The Popes also raise and sell rabbits, chickens, and baby chicks, hold pony rides and horse demonstrations for children, and offer myriad classes in a wide variety of gardening techniques.
The Popes are not alone in embracing the agritourism trend. According to the 2007 Census of Agriculture—the most recently available figures—322 farms in New Jersey offered agritourism options for visitors. The census also illustrates the growing profitability of the trend, pointing out that farms providing agritourism and recreational services generated an average income of $24,276 in 2007—an increase of 236 percent from 2002.
Moreover, the New Jersey Department of Agriculture claims agritourism generates close to $60 million a year in revenue for the state’s farmers. A 2006 study conducted by the Food Policy Institute at Rutgers University found that more than one-fifth of Garden State farms offered some type of agritourism options for visitors, and that 43 percent of New Jersey’s total farmland is associated with agritourism.

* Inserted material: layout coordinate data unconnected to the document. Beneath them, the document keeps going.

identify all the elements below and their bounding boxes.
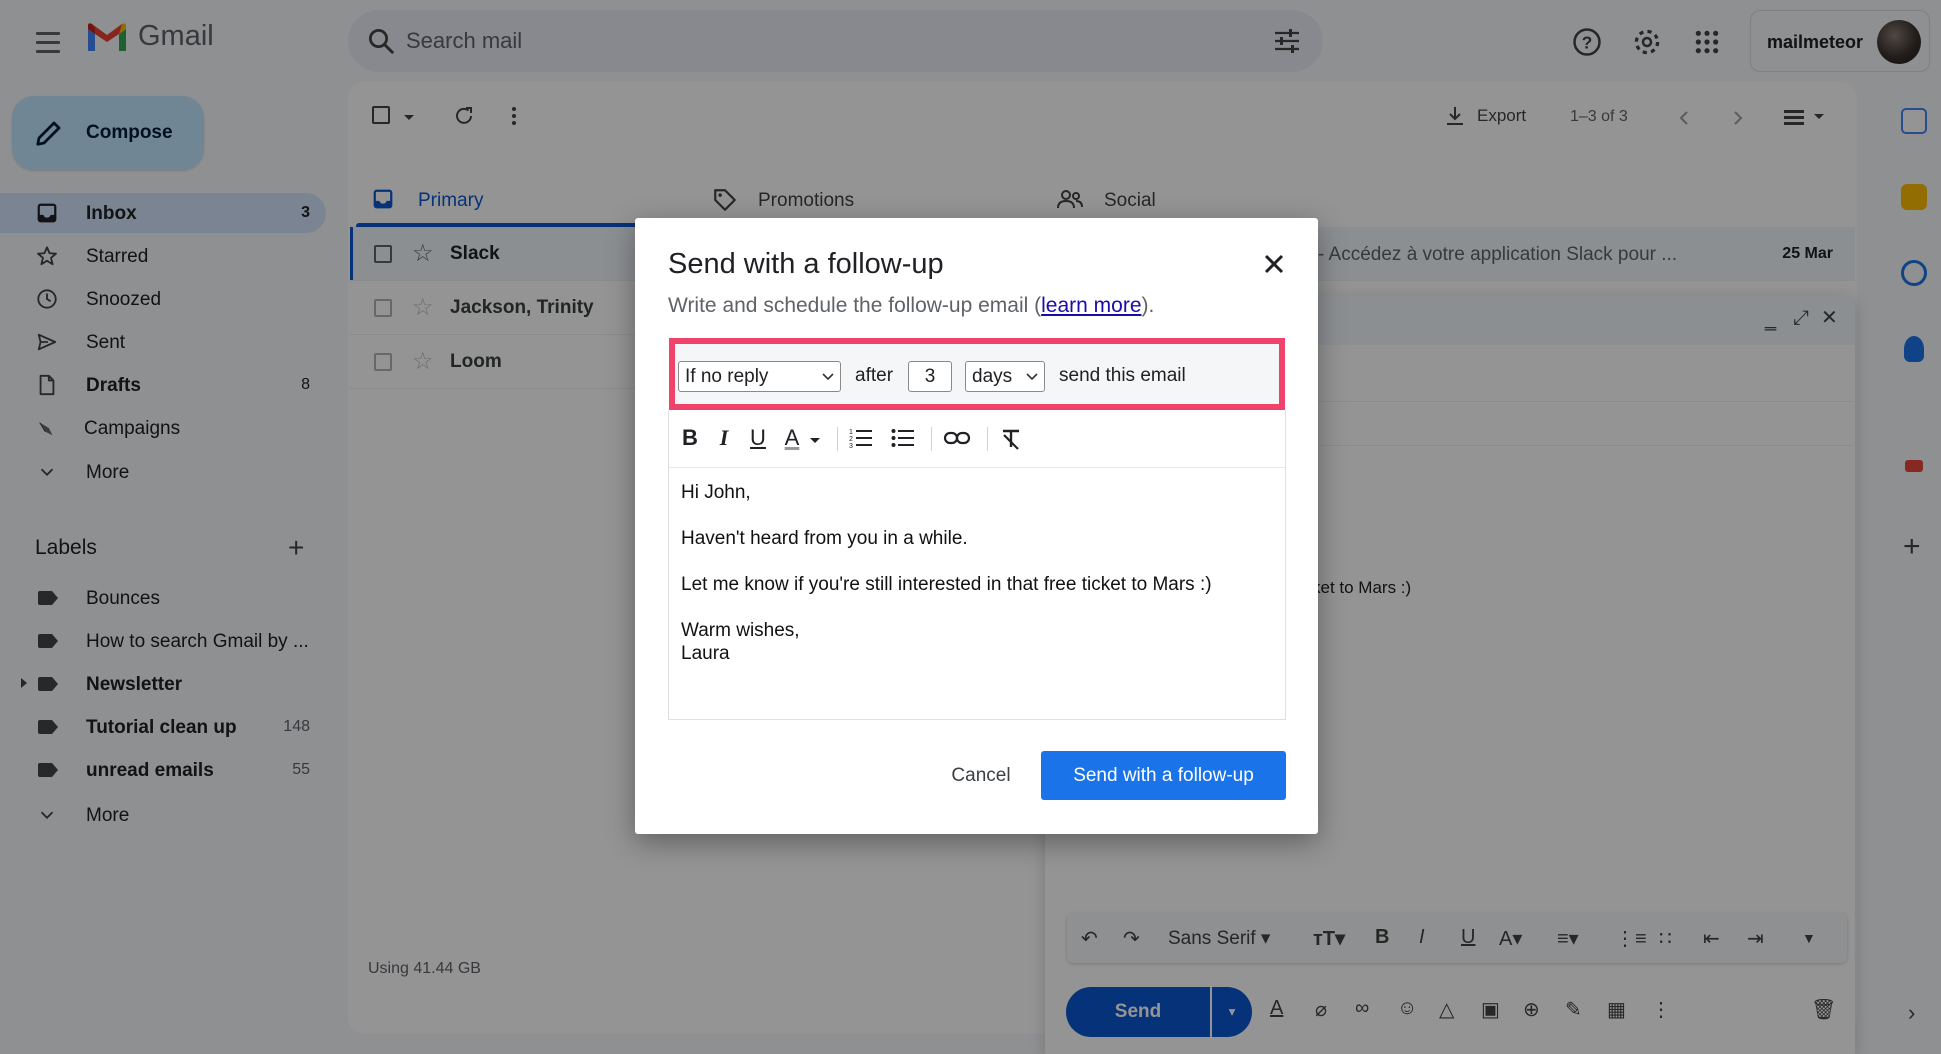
toolbar-separator — [987, 427, 988, 451]
dialog-title: Send with a follow-up — [668, 248, 944, 280]
send-with-follow-up-button[interactable]: Send with a follow-up — [1041, 751, 1286, 800]
follow-up-dialog: Send with a follow-up Write and schedule… — [635, 218, 1318, 834]
body-line-1: Haven't heard from you in a while. — [681, 528, 968, 549]
toolbar-separator — [931, 427, 932, 451]
follow-up-rule: If no reply after days send this email — [669, 338, 1285, 410]
unit-select[interactable]: days — [965, 361, 1045, 392]
close-icon[interactable] — [1258, 248, 1290, 280]
link-icon[interactable] — [943, 430, 971, 446]
svg-text:2: 2 — [849, 436, 853, 443]
condition-value: If no reply — [685, 366, 769, 387]
learn-more-link[interactable]: learn more — [1041, 294, 1141, 317]
italic-icon[interactable]: I — [709, 423, 739, 453]
clear-formatting-icon[interactable] — [999, 428, 1023, 450]
text-color-icon[interactable]: A — [777, 423, 807, 453]
dialog-subtitle: Write and schedule the follow-up email (… — [668, 294, 1154, 318]
cancel-button[interactable]: Cancel — [926, 752, 1036, 800]
chevron-down-icon — [822, 373, 834, 381]
bulleted-list-icon[interactable] — [891, 427, 915, 449]
body-closing: Warm wishes, — [681, 620, 800, 641]
subtitle-end: ). — [1141, 294, 1155, 317]
condition-select[interactable]: If no reply — [678, 361, 841, 392]
body-greeting: Hi John, — [681, 482, 751, 503]
numbered-list-icon[interactable]: 123 — [849, 427, 873, 449]
follow-up-editor: B I U A 123 Hi John, Haven't heard from … — [668, 410, 1286, 720]
svg-text:3: 3 — [849, 443, 853, 449]
chevron-down-icon — [1026, 373, 1038, 381]
editor-toolbar: B I U A 123 — [669, 410, 1285, 468]
body-line-2: Let me know if you're still interested i… — [681, 574, 1212, 595]
underline-icon[interactable]: U — [743, 423, 773, 453]
send-text: send this email — [1059, 365, 1186, 386]
chevron-down-icon[interactable] — [809, 437, 821, 445]
toolbar-separator — [837, 427, 838, 451]
unit-value: days — [972, 366, 1013, 387]
svg-text:1: 1 — [849, 429, 853, 436]
subtitle-text: Write and schedule the follow-up email ( — [668, 294, 1042, 317]
bold-icon[interactable]: B — [675, 423, 705, 453]
after-label: after — [855, 365, 894, 386]
body-signature: Laura — [681, 643, 730, 664]
delay-input[interactable] — [908, 361, 952, 392]
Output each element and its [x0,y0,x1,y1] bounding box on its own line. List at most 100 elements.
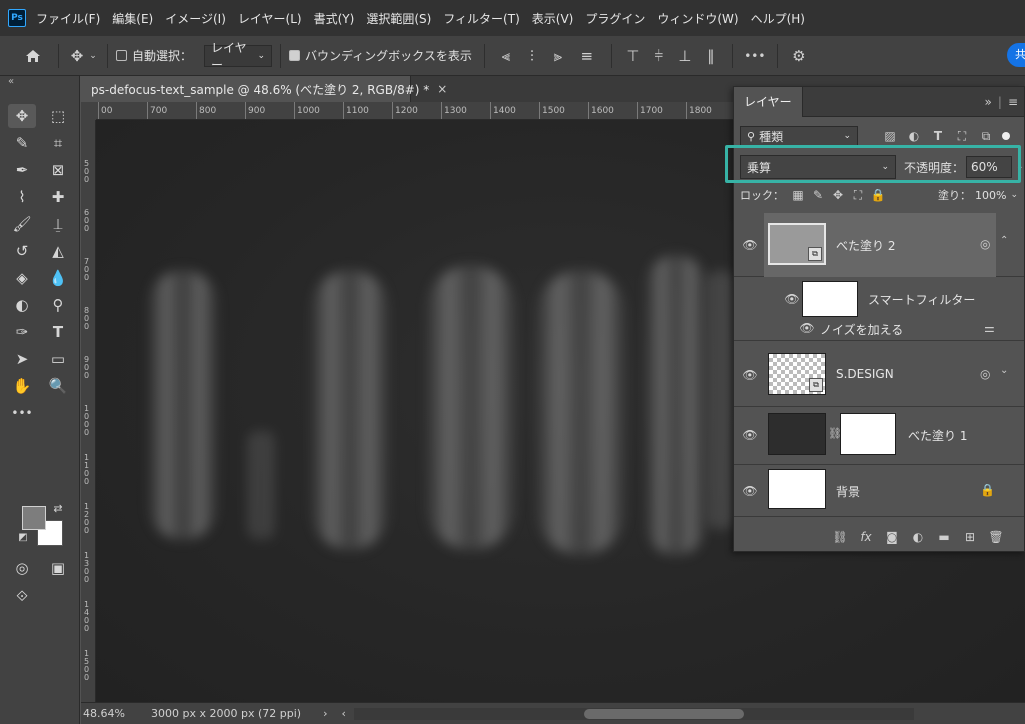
brush-tool-button[interactable]: 🖌 [8,212,36,236]
eye-icon[interactable]: 👁 [784,291,800,307]
frame-tool-button[interactable]: ⊠ [44,158,72,182]
collapse-icon[interactable]: « [8,76,14,87]
smudge-tool-button[interactable]: ⚲ [44,293,72,317]
filter-options-icon[interactable]: ⚌ [984,321,995,335]
document-tab[interactable]: ps-defocus-text_sample @ 48.6% (べた塗り 2, … [81,76,447,102]
layer-row[interactable]: 👁 ⧉ S.DESIGN ◎ ⌄ [734,341,1024,407]
horizontal-scrollbar[interactable] [353,707,914,720]
align-left-icon[interactable]: ⫷ [493,47,519,65]
eye-icon[interactable]: 👁 [742,237,758,253]
auto-select-target-dropdown[interactable]: レイヤー ⌄ [204,41,273,72]
layers-tab[interactable]: レイヤー [734,86,803,117]
path-select-tool-button[interactable]: ➤ [8,347,36,371]
marquee-tool-button[interactable]: ⬚ [44,104,72,128]
quick-select-tool-button[interactable]: ✎ [8,131,36,155]
menu-plugins[interactable]: プラグイン [585,10,645,27]
status-menu-chevron-icon[interactable]: › [323,707,327,720]
eye-icon[interactable]: 👁 [742,427,758,443]
menu-file[interactable]: ファイル(F) [36,10,100,27]
fill-value[interactable]: 100% [975,189,1006,202]
more-options-icon[interactable]: ••• [741,49,769,63]
filter-adjustment-icon[interactable]: ◐ [906,128,922,144]
dodge-tool-button[interactable]: ◐ [8,293,36,317]
auto-select-checkbox[interactable] [116,50,127,61]
distribute-v-icon[interactable]: ∥ [698,47,724,65]
align-middle-v-icon[interactable]: ⫩ [646,47,672,65]
eyedropper-tool-button[interactable]: ⌇ [8,185,36,209]
gear-icon[interactable]: ⚙ [786,47,812,65]
smart-filter-row[interactable]: 👁 スマートフィルター 👁 ノイズを加える ⚌ [734,277,1024,341]
align-right-icon[interactable]: ⫸ [545,47,571,65]
panel-collapse-icon[interactable]: » [985,95,992,109]
paint-bucket-tool-button[interactable]: ◈ [8,266,36,290]
layer-filter-kind-dropdown[interactable]: ⚲ 種類 ⌄ [740,126,858,146]
stamp-tool-button[interactable]: ⍊ [44,212,72,236]
lock-image-icon[interactable]: ✎ [810,187,826,203]
chevron-up-icon[interactable]: ⌃ [1000,235,1008,246]
eye-icon[interactable]: 👁 [799,321,814,335]
fx-icon[interactable]: fx [858,529,874,545]
eye-icon[interactable]: 👁 [742,367,758,383]
pen-tool-button[interactable]: ✑ [8,320,36,344]
filter-type-icon[interactable]: T [930,128,946,144]
history-brush-tool-button[interactable]: ↺ [8,239,36,263]
swap-colors-icon[interactable]: ⇄ [50,500,66,516]
default-colors-icon[interactable]: ◩ [16,530,30,544]
menu-edit[interactable]: 編集(E) [112,10,153,27]
zoom-level[interactable]: 48.64% [83,707,143,720]
link-layers-icon[interactable]: ⛓ [832,529,848,545]
menu-type[interactable]: 書式(Y) [314,10,355,27]
scrollbar-thumb[interactable] [583,708,744,719]
new-layer-icon[interactable]: ⊞ [962,529,978,545]
filter-smart-object-icon[interactable]: ⧉ [978,128,994,144]
hand-tool-button[interactable]: ✋ [8,374,36,398]
adjustment-layer-icon[interactable]: ◐ [910,529,926,545]
filter-pixel-icon[interactable]: ▨ [882,128,898,144]
lock-position-icon[interactable]: ✥ [830,187,846,203]
menu-window[interactable]: ウィンドウ(W) [657,10,738,27]
share-button[interactable]: 共 [1007,43,1025,67]
bounding-box-checkbox[interactable] [289,50,301,61]
lock-transparency-icon[interactable]: ▦ [790,187,806,203]
align-bottom-icon[interactable]: ⊥ [672,47,698,65]
menu-select[interactable]: 選択範囲(S) [366,10,431,27]
more-tools-icon[interactable]: ••• [8,401,36,425]
align-center-h-icon[interactable]: ⫶ [519,47,545,65]
chevron-down-icon[interactable]: ⌄ [1000,365,1008,376]
move-tool-icon[interactable]: ✥ [67,47,87,65]
distribute-h-icon[interactable]: ≡ [571,47,603,65]
lock-icon[interactable]: 🔒 [980,483,995,497]
chevron-down-icon[interactable]: ⌄ [1010,190,1018,200]
menu-layer[interactable]: レイヤー(L) [238,10,302,27]
blur-tool-button[interactable]: 💧 [44,266,72,290]
layer-row[interactable]: 👁 ⛓ べた塗り 1 [734,407,1024,465]
move-tool-button[interactable]: ✥ [8,104,36,128]
eraser-tool-button[interactable]: ◭ [44,239,72,263]
lock-artboard-icon[interactable]: ⛶ [850,187,866,203]
align-top-icon[interactable]: ⊤ [620,47,646,65]
menu-view[interactable]: 表示(V) [532,10,574,27]
layer-row[interactable]: 👁 ⧉ べた塗り 2 ◎ ⌃ [734,213,1024,277]
crop-tool-button[interactable]: ⌗ [44,131,72,155]
scroll-left-icon[interactable]: ‹ [341,707,345,720]
eye-icon[interactable]: 👁 [742,483,758,499]
quick-mask-icon[interactable]: ◎ [8,556,36,580]
type-tool-button[interactable]: T [44,320,72,344]
layer-row[interactable]: 👁 背景 🔒 [734,465,1024,517]
filter-toggle-icon[interactable] [1002,132,1010,140]
pen-draw-tool-button[interactable]: ✒ [8,158,36,182]
home-icon[interactable] [22,48,44,64]
panel-menu-icon[interactable]: ≡ [1008,95,1018,109]
lock-all-icon[interactable]: 🔒 [870,187,886,203]
generative-icon[interactable]: ⟐ [8,584,36,608]
menu-filter[interactable]: フィルター(T) [443,10,519,27]
close-icon[interactable]: × [437,82,447,96]
menu-help[interactable]: ヘルプ(H) [751,10,805,27]
menu-image[interactable]: イメージ(I) [165,10,226,27]
add-mask-icon[interactable]: ◙ [884,529,900,545]
rectangle-tool-button[interactable]: ▭ [44,347,72,371]
healing-tool-button[interactable]: ✚ [44,185,72,209]
zoom-tool-button[interactable]: 🔍 [44,374,72,398]
chevron-down-icon[interactable]: ⌄ [87,51,99,61]
trash-icon[interactable]: 🗑 [988,529,1004,545]
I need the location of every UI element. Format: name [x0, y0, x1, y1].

According to the study, a large percentage of agritourism-centric farms derive the majority of their income from these activities, which is not surprising when one considers the declining profitability of farming in the U.S. According to census figures, only 47 percent of U.S. farms reported positive returns in 2002, and a considerably lower proportion of New Jersey farms—just 38 percent—generated revenue gains.
“Farming’s not an easy industry, and development down here in South Jersey has also forced a lot of people out of it,” says Pope. “Smaller general farms that grow field crops like corn are pretty much a thing of the past in this area.”
Nonetheless, Popes’ Gardens continues moving forward, and Jim says he hopes to offer even more educational opportunities for visitors this spring.
“Sure, I would prefer to just be selling plants again,” says Pope. “But I would also prefer to stay in business.”